Anyone buying used delivery trucks knows they get driven all day every day until it's uneconomical for the owner to continue operating them. Hundreds of thousands of miles. It would be very unusual to see one for sale with under 200k miles, that's "just getting broken in" for trucks like this.
I'm even surprised that these trucks have mechanical odometers. I havent's seen one in a passenger car in many years, they are all digital, rarely fail and (I assume) would be harder to tamper with.
Well that's the magic of the court system, the filing of the lawsuit is to either get them to settle/admit wrongdoing or to force this to discovery.
>I'm even surprised that these trucks have mechanical odometers.
Freightliner vans aren't fancy hi-tech vehicles, they are utility vehicles.

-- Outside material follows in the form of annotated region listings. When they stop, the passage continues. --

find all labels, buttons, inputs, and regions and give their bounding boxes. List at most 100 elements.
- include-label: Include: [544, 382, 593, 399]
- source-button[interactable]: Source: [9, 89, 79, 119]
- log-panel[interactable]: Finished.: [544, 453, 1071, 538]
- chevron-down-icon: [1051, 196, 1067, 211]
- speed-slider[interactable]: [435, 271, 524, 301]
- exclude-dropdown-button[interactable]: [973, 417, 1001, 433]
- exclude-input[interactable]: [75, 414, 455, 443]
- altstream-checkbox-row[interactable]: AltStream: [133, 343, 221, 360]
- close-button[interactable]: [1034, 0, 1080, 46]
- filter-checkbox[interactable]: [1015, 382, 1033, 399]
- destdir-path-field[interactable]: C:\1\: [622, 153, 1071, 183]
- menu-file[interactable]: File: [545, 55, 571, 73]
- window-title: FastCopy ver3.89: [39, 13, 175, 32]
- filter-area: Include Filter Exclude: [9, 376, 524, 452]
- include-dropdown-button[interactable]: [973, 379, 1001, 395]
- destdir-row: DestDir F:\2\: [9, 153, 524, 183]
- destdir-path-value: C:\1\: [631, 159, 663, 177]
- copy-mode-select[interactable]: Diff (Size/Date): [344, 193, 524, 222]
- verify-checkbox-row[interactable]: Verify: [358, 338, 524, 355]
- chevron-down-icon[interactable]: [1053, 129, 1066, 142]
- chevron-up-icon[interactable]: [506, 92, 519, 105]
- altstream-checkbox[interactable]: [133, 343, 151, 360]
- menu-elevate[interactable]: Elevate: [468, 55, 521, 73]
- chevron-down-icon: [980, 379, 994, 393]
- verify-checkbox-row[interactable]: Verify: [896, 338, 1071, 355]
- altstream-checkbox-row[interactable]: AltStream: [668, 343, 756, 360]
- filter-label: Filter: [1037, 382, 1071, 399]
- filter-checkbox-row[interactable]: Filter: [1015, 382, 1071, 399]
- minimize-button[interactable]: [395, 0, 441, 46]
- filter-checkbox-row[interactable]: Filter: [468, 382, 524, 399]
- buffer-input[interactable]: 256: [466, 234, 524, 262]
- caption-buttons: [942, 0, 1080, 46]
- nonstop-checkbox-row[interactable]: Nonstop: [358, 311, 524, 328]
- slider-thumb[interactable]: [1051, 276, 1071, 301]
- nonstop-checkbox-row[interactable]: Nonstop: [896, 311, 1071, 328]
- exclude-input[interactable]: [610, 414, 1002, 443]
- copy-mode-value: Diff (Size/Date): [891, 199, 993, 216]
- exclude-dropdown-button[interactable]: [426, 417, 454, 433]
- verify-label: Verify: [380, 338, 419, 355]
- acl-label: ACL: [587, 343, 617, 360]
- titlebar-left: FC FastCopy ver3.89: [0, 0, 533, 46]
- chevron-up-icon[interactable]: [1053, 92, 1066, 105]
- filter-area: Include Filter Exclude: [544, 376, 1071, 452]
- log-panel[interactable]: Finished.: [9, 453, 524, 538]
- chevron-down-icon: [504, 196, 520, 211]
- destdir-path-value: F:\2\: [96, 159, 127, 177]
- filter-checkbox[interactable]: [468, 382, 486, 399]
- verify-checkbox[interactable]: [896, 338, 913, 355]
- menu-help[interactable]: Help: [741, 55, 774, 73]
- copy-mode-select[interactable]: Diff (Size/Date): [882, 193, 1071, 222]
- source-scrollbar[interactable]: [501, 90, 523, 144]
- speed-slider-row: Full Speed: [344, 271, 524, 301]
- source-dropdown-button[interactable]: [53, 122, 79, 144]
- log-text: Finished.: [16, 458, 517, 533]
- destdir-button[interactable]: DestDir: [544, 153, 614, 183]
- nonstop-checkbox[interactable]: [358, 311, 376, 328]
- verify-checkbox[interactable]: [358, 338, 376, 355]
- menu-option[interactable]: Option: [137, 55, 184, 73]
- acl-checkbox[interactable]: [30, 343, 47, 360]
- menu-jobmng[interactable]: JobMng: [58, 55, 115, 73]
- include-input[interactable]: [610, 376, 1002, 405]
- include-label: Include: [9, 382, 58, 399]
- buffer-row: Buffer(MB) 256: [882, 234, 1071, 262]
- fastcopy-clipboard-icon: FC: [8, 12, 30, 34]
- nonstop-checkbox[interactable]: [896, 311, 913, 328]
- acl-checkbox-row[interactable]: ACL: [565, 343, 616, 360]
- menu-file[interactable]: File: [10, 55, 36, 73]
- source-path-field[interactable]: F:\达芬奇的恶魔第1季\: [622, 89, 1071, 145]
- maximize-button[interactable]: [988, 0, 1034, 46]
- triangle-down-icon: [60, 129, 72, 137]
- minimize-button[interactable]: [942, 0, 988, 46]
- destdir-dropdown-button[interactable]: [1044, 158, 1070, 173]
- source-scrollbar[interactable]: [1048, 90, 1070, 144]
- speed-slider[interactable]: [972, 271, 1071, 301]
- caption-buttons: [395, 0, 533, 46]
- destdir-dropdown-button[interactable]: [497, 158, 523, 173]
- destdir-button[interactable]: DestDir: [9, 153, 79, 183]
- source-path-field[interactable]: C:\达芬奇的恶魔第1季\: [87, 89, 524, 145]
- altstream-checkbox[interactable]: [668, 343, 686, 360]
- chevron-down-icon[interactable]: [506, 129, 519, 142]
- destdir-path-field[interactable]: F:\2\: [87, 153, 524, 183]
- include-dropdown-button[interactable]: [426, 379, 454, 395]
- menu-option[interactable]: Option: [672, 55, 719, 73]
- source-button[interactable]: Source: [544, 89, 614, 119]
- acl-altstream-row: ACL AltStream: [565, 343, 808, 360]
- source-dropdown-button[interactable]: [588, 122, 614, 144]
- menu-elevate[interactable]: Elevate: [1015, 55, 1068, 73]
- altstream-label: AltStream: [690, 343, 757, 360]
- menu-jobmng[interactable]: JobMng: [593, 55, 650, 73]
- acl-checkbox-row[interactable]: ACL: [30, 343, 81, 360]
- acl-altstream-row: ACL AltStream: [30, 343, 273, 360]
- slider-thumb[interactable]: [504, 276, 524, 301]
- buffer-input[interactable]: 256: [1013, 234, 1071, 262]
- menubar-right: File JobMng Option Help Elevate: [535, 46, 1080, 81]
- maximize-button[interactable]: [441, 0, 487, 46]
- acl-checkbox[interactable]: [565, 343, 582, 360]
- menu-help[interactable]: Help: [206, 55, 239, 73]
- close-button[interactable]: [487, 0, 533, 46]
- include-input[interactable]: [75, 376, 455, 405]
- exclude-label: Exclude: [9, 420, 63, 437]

But there's no difference between mechanical and digital odometers here. If you swap a digital cluster, you end up swapping the odometer reading. Architecturally vehicles have seldom moved on from storing the reading in the cluster.
It really becomes a question of where do you store the reading? A engine computer is more likely to be replaced due to an accident than the odometer in the car even though on many vehicles it will still track the mileage.
>they are all digital, rarely fail and (I assume) would be harder to tamper with.
Actually, in most cars they are absolutely tamperable over CAN or physical access. If I remember right, the Honda digital cluster even up to my 2021 just has a standard SPI flash chip that you can tamper with to change the odometer value.